Remember that as a self-published author, you are your only marketing channel, unless of course you can afford professional representation. Nobody is going to invite you down to their bookshop to sign copies of your book, but that doesn’t have to stop you from doing it anyway. Call around your local stores and see if they mind providing you with a table in the corner so that you can sign copies for anyone who wants one.
9. Make a profit. This may seem like common sense, but many self-published writers price their books so low that they make little or no profit at all, just to ensure that the books fly off the shelves. As much as you want to sell, you also need to make a profit, so price your books in order to give you a reasonable profit, and launch in a small way to start with. This way you can upscale as and when sales justify it. Consider print on demand and eBook service from Amazon and other online retailers.

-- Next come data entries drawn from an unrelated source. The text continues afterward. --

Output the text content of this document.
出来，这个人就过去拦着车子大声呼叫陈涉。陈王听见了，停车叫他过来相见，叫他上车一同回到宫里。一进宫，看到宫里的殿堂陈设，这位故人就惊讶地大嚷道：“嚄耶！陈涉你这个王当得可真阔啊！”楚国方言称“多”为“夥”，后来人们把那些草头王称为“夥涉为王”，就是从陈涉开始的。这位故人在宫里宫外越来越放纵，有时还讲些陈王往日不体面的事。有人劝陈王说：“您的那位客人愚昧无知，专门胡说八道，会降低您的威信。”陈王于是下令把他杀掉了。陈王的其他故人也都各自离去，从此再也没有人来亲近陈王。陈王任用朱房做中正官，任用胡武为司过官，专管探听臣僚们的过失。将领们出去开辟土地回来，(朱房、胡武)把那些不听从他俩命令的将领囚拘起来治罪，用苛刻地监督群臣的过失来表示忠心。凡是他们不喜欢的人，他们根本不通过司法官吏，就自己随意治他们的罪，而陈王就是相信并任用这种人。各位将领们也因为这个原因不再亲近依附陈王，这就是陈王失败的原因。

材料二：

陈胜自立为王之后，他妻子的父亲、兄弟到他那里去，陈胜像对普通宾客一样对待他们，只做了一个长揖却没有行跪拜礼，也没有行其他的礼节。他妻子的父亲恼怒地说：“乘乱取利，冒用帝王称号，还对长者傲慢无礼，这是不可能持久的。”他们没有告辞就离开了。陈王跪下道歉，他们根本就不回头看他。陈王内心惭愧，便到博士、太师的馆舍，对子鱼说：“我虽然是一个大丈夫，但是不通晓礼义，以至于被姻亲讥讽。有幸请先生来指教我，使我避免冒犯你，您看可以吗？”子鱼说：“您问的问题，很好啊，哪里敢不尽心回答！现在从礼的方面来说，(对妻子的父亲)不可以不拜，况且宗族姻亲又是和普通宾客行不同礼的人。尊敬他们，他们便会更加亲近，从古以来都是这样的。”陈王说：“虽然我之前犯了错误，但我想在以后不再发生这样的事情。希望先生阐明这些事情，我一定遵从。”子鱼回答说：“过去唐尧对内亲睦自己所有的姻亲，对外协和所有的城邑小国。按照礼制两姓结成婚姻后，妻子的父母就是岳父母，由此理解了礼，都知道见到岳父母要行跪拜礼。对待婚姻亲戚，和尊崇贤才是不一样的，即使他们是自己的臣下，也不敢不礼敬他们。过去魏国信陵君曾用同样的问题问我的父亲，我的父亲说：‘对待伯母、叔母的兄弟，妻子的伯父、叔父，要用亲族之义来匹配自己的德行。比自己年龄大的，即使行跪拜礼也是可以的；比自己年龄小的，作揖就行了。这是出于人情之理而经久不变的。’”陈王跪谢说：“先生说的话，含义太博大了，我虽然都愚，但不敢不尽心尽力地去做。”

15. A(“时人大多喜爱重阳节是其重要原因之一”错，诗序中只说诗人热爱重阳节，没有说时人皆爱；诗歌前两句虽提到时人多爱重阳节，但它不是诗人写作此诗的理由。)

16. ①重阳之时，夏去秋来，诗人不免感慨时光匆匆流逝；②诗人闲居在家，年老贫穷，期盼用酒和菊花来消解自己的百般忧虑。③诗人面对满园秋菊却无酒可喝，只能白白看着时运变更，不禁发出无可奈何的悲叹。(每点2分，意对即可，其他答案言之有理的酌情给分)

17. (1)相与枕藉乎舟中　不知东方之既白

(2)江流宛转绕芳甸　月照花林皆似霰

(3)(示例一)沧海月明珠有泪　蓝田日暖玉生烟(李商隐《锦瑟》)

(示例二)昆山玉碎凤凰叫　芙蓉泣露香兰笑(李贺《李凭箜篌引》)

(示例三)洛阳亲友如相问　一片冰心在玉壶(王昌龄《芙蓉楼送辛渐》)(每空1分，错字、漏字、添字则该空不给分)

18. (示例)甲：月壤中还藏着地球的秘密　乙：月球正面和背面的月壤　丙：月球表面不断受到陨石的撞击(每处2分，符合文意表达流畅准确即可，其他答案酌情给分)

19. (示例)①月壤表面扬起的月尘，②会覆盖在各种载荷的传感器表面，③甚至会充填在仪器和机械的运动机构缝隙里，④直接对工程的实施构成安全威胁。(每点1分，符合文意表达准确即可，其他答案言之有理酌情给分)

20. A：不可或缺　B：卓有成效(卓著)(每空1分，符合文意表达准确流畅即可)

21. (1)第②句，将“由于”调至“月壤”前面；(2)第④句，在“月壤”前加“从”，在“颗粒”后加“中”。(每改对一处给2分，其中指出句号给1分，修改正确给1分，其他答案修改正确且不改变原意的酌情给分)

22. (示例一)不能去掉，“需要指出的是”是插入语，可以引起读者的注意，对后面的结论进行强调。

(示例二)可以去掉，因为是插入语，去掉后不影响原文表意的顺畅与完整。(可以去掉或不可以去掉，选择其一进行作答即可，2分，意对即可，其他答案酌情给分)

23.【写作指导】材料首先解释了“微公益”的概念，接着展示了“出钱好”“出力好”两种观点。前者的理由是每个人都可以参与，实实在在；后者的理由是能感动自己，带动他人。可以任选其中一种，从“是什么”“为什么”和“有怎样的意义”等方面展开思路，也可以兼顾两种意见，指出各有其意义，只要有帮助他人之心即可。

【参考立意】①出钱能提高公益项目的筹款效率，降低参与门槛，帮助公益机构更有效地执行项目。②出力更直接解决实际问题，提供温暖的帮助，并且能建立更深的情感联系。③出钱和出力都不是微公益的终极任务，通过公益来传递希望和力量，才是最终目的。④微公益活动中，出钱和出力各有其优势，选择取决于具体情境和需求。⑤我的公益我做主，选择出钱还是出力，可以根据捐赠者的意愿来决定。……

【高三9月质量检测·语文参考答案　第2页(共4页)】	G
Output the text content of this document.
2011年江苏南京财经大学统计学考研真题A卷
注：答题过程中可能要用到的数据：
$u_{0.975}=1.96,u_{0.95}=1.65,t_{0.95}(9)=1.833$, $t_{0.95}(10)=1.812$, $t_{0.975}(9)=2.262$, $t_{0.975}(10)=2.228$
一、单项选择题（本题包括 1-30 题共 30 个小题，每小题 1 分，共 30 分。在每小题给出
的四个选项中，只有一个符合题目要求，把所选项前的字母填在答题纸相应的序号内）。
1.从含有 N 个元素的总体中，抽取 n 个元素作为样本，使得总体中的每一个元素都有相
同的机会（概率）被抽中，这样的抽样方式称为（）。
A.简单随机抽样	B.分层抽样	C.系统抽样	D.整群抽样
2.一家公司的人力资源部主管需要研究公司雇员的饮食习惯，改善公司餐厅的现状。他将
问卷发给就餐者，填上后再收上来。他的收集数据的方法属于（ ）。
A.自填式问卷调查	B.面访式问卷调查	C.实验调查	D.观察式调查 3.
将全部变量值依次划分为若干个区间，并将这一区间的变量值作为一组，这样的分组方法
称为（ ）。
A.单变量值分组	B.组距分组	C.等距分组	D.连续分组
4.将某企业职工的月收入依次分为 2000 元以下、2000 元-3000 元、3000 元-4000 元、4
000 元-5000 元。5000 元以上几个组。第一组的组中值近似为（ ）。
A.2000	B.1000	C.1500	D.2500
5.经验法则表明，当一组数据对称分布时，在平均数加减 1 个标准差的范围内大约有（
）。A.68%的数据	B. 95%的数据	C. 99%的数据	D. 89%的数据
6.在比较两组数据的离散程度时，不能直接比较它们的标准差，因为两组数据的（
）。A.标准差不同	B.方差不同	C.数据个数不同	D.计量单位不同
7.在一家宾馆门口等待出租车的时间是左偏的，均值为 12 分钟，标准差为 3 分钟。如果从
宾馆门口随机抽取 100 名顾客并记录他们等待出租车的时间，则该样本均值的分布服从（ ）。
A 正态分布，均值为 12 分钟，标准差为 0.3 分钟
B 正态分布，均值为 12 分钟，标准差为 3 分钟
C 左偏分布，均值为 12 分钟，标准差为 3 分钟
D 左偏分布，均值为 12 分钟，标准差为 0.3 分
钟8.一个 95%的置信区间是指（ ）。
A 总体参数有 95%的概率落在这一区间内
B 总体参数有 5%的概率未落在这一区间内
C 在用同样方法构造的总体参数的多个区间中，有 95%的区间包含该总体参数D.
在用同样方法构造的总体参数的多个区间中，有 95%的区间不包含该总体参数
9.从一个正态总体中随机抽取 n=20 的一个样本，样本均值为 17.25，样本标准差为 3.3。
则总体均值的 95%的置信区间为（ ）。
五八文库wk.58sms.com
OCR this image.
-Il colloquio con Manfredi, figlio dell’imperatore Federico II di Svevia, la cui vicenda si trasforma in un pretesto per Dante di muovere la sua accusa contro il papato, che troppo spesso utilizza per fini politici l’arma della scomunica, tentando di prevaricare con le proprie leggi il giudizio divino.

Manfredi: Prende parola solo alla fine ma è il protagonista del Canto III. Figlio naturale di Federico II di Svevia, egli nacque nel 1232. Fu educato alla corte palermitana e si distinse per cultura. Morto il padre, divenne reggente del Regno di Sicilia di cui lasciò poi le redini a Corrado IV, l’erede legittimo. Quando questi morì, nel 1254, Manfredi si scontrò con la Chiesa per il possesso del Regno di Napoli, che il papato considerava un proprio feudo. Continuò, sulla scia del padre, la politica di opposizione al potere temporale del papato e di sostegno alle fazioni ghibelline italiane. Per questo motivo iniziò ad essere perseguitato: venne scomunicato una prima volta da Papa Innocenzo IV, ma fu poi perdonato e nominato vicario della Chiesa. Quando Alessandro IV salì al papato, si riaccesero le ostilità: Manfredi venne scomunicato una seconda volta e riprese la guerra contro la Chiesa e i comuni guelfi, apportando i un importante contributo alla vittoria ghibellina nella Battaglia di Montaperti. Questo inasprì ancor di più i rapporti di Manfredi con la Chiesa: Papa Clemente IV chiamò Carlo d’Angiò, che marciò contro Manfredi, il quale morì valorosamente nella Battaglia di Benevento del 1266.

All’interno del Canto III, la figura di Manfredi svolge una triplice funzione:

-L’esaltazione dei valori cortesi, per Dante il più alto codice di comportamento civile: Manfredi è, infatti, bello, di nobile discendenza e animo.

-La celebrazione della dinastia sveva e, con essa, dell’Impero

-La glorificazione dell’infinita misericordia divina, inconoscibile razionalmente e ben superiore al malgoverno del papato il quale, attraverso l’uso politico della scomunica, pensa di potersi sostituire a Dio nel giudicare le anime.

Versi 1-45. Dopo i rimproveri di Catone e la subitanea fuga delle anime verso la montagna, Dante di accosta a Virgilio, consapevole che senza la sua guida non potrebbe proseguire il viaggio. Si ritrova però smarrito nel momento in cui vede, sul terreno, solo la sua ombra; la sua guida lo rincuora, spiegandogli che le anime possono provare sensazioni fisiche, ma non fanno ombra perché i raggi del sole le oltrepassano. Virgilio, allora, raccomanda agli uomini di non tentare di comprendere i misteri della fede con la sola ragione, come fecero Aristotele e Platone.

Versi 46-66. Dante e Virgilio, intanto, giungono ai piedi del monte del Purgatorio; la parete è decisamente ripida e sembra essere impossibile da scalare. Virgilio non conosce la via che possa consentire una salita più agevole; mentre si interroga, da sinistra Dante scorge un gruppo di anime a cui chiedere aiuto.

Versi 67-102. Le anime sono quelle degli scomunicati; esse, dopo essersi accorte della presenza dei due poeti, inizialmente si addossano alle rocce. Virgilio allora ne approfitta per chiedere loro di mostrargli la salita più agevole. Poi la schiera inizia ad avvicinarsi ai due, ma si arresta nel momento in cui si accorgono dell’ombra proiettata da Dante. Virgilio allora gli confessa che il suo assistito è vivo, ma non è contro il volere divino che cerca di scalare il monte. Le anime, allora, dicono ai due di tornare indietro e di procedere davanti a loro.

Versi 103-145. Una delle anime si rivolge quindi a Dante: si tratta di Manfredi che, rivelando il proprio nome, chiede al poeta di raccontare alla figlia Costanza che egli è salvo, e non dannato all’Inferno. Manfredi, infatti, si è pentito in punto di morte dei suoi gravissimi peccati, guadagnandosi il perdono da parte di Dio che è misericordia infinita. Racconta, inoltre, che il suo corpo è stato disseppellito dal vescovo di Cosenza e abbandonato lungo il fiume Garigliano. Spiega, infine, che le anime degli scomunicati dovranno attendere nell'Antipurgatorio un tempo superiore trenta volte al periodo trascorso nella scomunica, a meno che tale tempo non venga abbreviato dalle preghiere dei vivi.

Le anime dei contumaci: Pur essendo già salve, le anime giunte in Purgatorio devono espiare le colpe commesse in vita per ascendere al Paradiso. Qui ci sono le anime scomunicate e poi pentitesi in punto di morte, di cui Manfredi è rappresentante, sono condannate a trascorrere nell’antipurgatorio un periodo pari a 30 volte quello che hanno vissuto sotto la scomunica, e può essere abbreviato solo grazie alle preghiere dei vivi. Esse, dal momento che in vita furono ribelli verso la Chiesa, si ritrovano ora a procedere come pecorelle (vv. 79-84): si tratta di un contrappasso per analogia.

10. Judge your book by its cover. The age old saying may say the opposite, but unfortunately people still do, and so should you. Choose your cover wisely and don’t be afraid to spend a little here to make sure you’re happy with it. You can buy a high quality photograph from one of the many online stores, pay a designer or call in a favour. Whatever you choose for your cover it needs to mean something, be attractive and be relevant.